Ancak ICC Tahkim Kuralları m.12/1’de hakem sayısına ilişkin olarak; “Uyuşmazlıklar hakkında karar tek veya üç hakem tarafından verilir.” hükmüne yer verilmiştir. Dolayısıyla burada görüldüğü üzere, ICC Tahkim Kuralları, hakem sayısının belirlenmesinde önceliği tarafların iradesine bırakmış olmakla birlikte, tarafların seçim özgürlüğüne sınırlama getirerek, hakem sayısının bir veya üç kişi olması gerektiğini öngörmüştür. Ayrıca buna göre; taraflar, hakemlerin sayısını kararlaştırmamışsa Milletlerarası Ticaret Odası Tahkim Divan’ı da uyuşmazlığın üç hakem ile çözülmesi gerektiği kanısında değilse, tek hakem tayin edilir (m.12/2).

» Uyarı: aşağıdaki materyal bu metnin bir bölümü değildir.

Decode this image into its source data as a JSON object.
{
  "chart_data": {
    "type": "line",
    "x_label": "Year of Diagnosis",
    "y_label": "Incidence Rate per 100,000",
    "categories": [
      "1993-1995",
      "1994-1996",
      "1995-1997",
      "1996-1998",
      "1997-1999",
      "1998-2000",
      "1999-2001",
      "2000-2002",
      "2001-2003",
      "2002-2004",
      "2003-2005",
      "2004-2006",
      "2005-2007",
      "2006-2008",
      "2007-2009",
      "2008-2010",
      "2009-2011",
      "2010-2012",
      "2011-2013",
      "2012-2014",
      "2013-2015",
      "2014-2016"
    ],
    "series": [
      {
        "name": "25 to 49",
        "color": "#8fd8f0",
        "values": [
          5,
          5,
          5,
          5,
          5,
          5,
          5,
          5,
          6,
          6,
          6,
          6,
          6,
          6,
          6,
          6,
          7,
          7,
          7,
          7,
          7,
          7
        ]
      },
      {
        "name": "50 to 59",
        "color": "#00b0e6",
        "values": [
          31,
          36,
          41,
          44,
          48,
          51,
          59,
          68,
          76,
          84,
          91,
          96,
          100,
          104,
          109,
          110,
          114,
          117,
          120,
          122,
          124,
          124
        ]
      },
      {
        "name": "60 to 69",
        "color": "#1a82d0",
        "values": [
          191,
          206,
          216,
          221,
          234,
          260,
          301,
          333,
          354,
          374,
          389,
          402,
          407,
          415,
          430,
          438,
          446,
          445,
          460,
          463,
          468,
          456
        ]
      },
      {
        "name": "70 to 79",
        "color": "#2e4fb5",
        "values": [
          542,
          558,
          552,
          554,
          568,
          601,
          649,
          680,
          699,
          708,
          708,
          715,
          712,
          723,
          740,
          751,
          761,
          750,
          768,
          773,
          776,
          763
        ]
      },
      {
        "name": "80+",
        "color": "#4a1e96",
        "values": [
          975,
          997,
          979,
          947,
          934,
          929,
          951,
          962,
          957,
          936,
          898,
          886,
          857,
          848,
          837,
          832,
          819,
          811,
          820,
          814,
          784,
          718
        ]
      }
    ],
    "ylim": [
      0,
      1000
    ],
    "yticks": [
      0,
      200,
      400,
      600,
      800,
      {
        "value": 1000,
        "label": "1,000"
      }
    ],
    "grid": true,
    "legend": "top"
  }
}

Yargıtay ise yabancı hakem kararının tenfizi istemi ile açılan bir davada, davalı tarafın hakem sayısının belirlenmesi hususunda usulsüzlük yapıldığı iddiasına ilişkin olarak kararında;29... Somut uyuşmazlıkta taraflar arasında imzalanan (...) 2010 tarihli sözleşmenin (...) maddesinde taraflar tahkim yargılamasının Milletlerarası Ticaret Odası’nın Tahkim ve Uzlaşma Kuralları uyarınca yapılmasını kararlaştırmalarına karşın uyuşmazlıkların çözümünde görev alacak hakem veya hakemlerin sayısı konusunda bir düzenlemeye yer vermemişlerdir. Bu durumda Milletlerarası Ticaret Odası Tahkim Kurallarının Hakem Heyetinin Kurulması başlıklı 12. maddesi hükmü devreye girecektir. Anılan maddenin 2. fıkrasında “Taraflar, hakemlerin sayısını kararlaştırmamışsa, uyuşmazlığın üç hakem tayinini gerektirdiği kanısında olmadıkça, Divan, tek hakem tayin eder. Bu durumda davacı, Divan’ın kararının kendisine ulaşmasından itibaren 15 gün içinde bir hakem önerir ve davalı da davacı tarafından yapılan önerinin kendisine ulaşmasından itibaren 15 gün içinde bir hakem önerir. Taraflardan biri hakem önermez ise, hakemi Divan tayin eder” hükmü düzenlenmiştir. Bu kapsamda davacı taraf ICC Divanı Sekreterliğine 04.05.2012 tarihinde ulaşan tahkim talebinde uyuşmazlığın tek hakem tarafından karara bağlanmasını istemesine rağmen, davalı taraf ICC Divanı’nın üç üyeli hakem heyeti atamasını talep etmiştir. ICC Divanı 09.08.2012 tarihli oturumda davalının üç hakem atanması talebini yerinde görmeyip yargılamayı tek hakeme havale etmeye karar vermiştir. (...).08.2012 tarihli oturumda ise ICC Divanı (...) Milli Komitesi’nin önerisi ile tek hakem olarak Dr. Marc Veit’i atamıştır. 30.(...).2012 tarihinde ise bir dava yönetimi toplantısı gerçekleştirilmiş ve düzenlenen görev belgesi taraflar ve yargılamayı yapacak hakem tarafından imzalanmıştır. Buna göre mahkemece, somut uyuşmazlığa uygulanması mümkün bulunmayan Milletlerarası Tahkim Kanunu’nun hükümlerine atıf yapılarak “tek hakem tayin edilmesinin 1958 tarihli New York Konvansiyonu V/1-D maddesine ve MÖHUK 62/1-f fıkrasına aykırılık oluşturduğu” şeklindeki gerekçesi yerinde değildir.” ifadelerine yer vermiştir.